La position de ces pauvres laboureurs était difficile; une expérience affreuse leur avait prouvé que ces intervalles d'une douceur apparente n'avaient été précédemment que le sommeil du tigre; que l'ennemi avait quelquefois endormi leur vigilance et leur précaution, et recommencé tout-à-coup ses actes de barbarie. Freligné était précisément situé dans cette paroisse de Falleron, dont la plupart des hommes avaient été égorgés, l'hiver passé, au camp de Légé où les républicains les avaient attirés sous l'espoir de la paix après la leur avoir jurée dans un banquet, après leur avoir présenté la coupe de la réconciliation: une catastrophe aussi récente avait gravé dans les âmes de terribles souvenirs.
Les paysans de ce canton, pressés de ramasser leur subsistance et celle de leurs enfans, devaient éprouver de grandes craintes; d'un autre côté, ils devaient la cacher aux républicains qui les environnaient à tout instant; et il leur fallait encore, par la démonstration l'un dévouement bien prononcé, empêcher que les chefs vendéens ne prissent ombrage de ces relations équivoques, toute communication prétendue volontaire avec les républicains étant punie de la peine de mort; et les délateurs ne manquaient pas plus dans ce parti que dans le parti patriote: la même espèce d'hommes jouait ce rôle infâme; les mômes motifs les animaient; c'était également des sans-culottes royalistes que peignaient la prospérité de leurs voisins et la soif de leurs dépouilles; et la crédulité, exagérée par la peur, assassinait, sur ces rapports, des hommes qui n'avaient d'autres torts que d'avoir allumé les désirs de quelques misérables.
Ainsi le même mobile tyrannisait pareillement les deux partis les plus opposés; la terreur avait peuplé les armées républicaines, elle entretint aussi les réunions des insurgés. Ces bandes s'affaiblirent en nombre et en audace dès que le paysan, lassé de cette lutte sanglante, et désespérant d'atteindre le but de ses premiers efforts, acquit la certitude qu'il pourrait désormais respirer sous son toit, et cultiver en paix le champ de ses pères: sa répugnance à combattre de nouveau éclata d'une manière bien sensible, lorsque Charette rompit la paix de Jacmaye.
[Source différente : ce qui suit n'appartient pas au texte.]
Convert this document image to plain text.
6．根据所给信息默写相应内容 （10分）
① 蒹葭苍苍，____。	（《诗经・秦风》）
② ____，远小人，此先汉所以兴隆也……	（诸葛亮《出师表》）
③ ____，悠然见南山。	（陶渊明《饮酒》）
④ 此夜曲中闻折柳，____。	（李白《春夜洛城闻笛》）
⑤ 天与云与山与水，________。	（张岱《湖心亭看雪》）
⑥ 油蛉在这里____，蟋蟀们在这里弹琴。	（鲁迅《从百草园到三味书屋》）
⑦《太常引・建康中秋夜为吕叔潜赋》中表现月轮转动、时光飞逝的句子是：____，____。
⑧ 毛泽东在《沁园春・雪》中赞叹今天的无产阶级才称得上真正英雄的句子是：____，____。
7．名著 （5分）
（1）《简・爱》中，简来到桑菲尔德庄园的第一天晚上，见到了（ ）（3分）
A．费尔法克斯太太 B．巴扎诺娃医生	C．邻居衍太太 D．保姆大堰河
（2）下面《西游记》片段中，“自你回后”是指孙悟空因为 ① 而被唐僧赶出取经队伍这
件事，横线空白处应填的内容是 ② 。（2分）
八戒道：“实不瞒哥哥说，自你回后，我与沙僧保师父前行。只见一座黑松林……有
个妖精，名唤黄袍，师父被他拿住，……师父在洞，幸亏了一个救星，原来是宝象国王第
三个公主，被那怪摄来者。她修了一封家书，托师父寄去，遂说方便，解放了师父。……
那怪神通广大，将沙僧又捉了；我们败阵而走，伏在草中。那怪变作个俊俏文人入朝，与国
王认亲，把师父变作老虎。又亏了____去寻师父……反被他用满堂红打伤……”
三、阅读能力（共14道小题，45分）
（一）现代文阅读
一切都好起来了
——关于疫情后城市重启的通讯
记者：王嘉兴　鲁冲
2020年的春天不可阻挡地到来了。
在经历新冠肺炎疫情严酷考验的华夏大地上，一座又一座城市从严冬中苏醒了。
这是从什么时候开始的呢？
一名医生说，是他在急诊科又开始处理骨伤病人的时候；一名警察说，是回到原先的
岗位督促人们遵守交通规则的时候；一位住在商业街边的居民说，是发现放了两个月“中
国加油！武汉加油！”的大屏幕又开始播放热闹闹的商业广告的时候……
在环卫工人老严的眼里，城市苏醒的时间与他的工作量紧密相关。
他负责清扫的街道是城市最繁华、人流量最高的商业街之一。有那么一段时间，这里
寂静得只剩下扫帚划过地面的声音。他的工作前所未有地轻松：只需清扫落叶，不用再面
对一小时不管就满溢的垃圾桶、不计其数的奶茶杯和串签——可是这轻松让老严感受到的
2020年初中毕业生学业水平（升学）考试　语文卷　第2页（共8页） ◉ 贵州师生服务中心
Lorsqu'on fit à Charette les premières ouvertures de paix, et que l'on fit entrevoir à ses officiers que l'état critique des insurgés pourrait se terminer par un dénoûment qu'on n'eût jamais dû prévoir, ces propositions conciliatrices arrivèrent dans un moment très-propre à les faire accueillir; la résistance était devenue, pour ainsi dire, impossible.
Les Vendéens étaient alors à peu près sans munitions. Je vis poser en fait, dans un conseil de guerre où la plupart des chefs étaient réunis pour réfuter l'opiniâtreté de quelques-uns d'entre eux qui votaient pour la continuation de la guerre, qu'en exceptant les cartouches que chaque soldat pouvait avoir à sa disposition, l'on n'avait pas en magasin trente livres de poudre. Ce fait était précisé devant Charette, les généraux de l'armée du centre, et les principaux officiers des deux corps, et il ne fut démenti par personne.